No, I’m not talking about Jenga. Tower of Hell is a Roblox game where you’re trying to reach the top of the tower before the timer runs out and the tower resets. The catch? It’s a randomly generated layout each time… and there are no checkpoints.

Tower of Hell is an obby — in other words, an obstacle course. Each section of the tower sports its own challenges, from gaps you have to jump, to sliding zones (think moving sidewalks, but more likely to vroom you off the edge and halfway back down the map), to glowing areas that will kill you if you touch them. Dying respawns you at the very bottom, whereas falling off of something provides the opportunity to catch yourself on a lower level on your way down.

The progress map on the right shows where everyone is in relation to the sections, as well as the highest spot you’ve reached so far– the higher on the map it is, the more coins you get. Once someone reaches the top and steps into the victors’ archway, the timer speeds up, doubling its pace for each player who’s finished.

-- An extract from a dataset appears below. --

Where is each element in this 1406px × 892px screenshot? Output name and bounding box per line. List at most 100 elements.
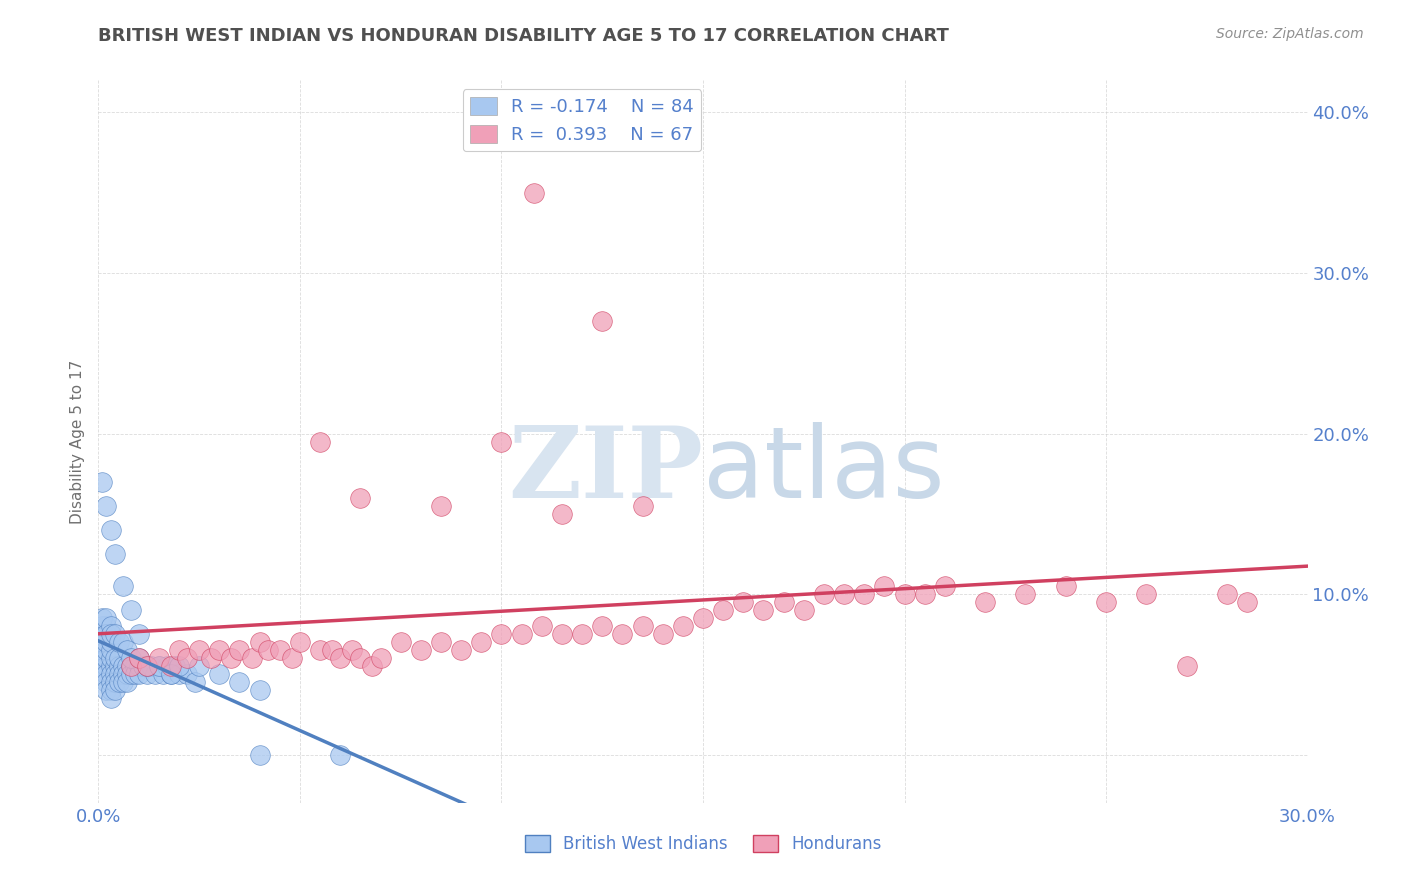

Usually, the clock is set for six minutes. I say usually because one of the things you can buy with coins are mutations, which affect the map for the rest of the current round — one of those is to add two minutes to the timer, and another, also pictured above, takes away the lethality of the glowing parts, so it’s just falling you need to worry about. Where mutations affect everyone, gears affect only yourself; both, however, disappear at the end of the round. In fact, the only in-game purchase of permanence are effects, which come in “boxes” that provide a random trail, gear skin (ex: Pastel Gravity Coil), or constant effect, like “Steaming,” which my avatar is sporting in the second screenshot.

As a final note, the (often witty) name of each section is displayed at their starting platform, which is the flat safe space that all sections have in common. I mention this specifically to point out that they are not the title in the lower right corner of the screen; that’s the name of whatever instrumental track is currently playing in the background.